The book reports on the night of the Canons.
‘Cameron,’ his lawyer insisted, as he stood to push his way to the front, ‘show some grace and humility.’
‘The only problem with that,’ Slater told the crowd, ‘is I don’t know anyone called Grace. Or Humility. It sounds remarkably like hookers’ names.’
Many in the audience burst out with delighted cries of shock and loud clapping, but some heckled – a response that New Zealand Herald editor Tim Murphy quickly tweeted was ‘uncalled for’.
Slater tried to add Blomfield’s 10-year-old daughter on Snapchat
Well after the armed attack, and a fair way into the protracted legal battle between the pair, Slater, or someone pretending to be Slater, tried to add Blomfield’s 10-year-old daughter on Snapchat.
Slater, meanwhile, had been attempting a different kind of access into Matt’s realm. Early March 2017 and Rosalie, Matt’s now 10-year-old daughter, taps on the Snapchat icon on her phone. Someone called Cam Slater from whaleoilnz is asking to follow her. She looks at that name. It seems familiar. She takes her phone to Matt. ‘Dad,’ she says, ‘isn’t this the man who said mean things about you?’
Slater allegedly has a soft handshake, and eats steak
For reasons I can’t fathom, but I’m sure are explicable to the men at the centre of this saga, Cameron Slater and Matt Blomfield have lunch together to try and hash things out.
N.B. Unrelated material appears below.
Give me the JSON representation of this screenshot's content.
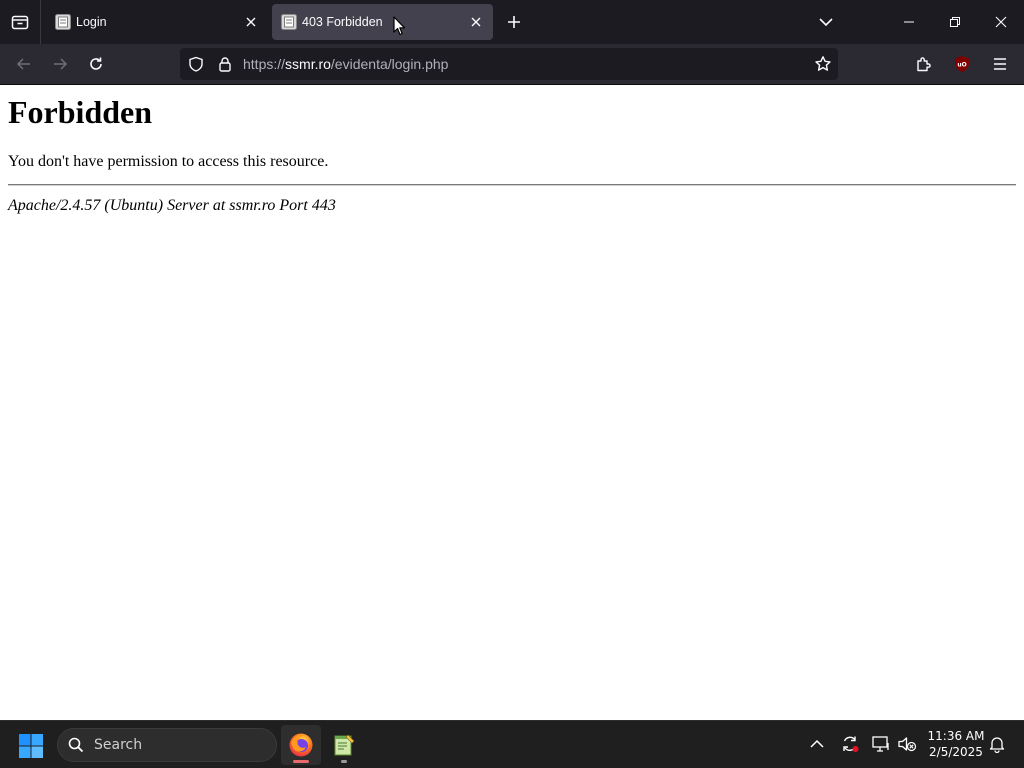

At the Winebox Cafe, of all places! In the book, Blomfield admits that it was ‘an attempt to re-establish that power balance’. Blomfield had a chicken burger, Slater had Scotch fillet.
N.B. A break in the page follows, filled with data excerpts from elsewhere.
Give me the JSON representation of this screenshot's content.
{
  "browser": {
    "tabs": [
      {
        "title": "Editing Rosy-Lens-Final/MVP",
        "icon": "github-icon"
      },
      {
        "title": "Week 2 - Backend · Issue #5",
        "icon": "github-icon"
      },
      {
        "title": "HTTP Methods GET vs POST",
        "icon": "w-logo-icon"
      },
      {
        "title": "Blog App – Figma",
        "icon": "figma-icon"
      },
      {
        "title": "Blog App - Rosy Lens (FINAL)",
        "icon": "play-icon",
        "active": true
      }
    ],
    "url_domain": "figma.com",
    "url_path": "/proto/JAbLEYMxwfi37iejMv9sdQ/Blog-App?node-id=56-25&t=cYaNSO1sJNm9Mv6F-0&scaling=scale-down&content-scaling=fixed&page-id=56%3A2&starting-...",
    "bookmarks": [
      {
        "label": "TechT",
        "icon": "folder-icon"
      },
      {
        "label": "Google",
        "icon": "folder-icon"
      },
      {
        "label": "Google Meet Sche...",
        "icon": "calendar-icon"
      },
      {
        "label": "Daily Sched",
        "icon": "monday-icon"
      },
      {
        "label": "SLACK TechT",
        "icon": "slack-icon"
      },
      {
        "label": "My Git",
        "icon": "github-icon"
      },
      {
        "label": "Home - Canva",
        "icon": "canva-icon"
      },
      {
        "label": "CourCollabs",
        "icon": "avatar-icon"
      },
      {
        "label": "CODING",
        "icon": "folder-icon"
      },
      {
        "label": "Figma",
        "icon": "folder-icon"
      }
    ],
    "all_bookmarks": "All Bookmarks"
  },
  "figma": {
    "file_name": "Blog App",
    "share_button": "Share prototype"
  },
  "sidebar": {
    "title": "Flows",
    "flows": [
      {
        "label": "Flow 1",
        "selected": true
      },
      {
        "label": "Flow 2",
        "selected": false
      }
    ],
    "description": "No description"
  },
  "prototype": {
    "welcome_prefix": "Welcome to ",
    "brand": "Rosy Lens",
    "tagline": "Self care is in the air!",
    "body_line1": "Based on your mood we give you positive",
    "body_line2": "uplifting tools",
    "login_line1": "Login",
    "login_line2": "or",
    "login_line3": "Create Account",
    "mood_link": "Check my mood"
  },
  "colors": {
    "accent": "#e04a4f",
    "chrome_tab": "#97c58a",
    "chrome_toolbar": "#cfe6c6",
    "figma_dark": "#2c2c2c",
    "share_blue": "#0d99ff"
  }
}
But, also, Blomfield notes Slater’s handshake:
Matt paid for Slater’s lunch; noted his soft handshake. ‘The whole thing was therapeutic from my point of view,’ he says. ‘I thought, you’re just a guy with a website.’
Matt Blomfield’s grandpa was called Lofty Blomfield
In what is, undoubtedly the most wholesome thing in a tremendously bleak look into a certain chapter of New Zealand media history, Matt Blomfield’s grandfather has the incredibly 1940s screwball comedy name ‘Lofty Blomfield’. I imagine he ran some kind of morning gazette, and was always looking for the next scoop.
Update: Thanks to a few ‘WHAT’ tweets from no other than respected publisher Fergus Barrowman and current Speaker of the House Trevor Mallard, I looked up Lofty Blomfield. It turns out he was an incredibly famous and successful professional wrestler, he invented ‘The Octopus Clamp’, and is the longest reigning heavyweight champion in New Zealand history. His birthname was Meynell Strathmore Blomfield, which is maybe the only name that is more screwball comedy than Lofty Blomfield.
Later in life, he was a supporter of many charities, and served as the president for the Intellectually Handicapped Children’s Association. He seems like a generally good dude, and like he’d be fun to have a beer with.
He did not, to my knowledge, run any kind of morning gazette.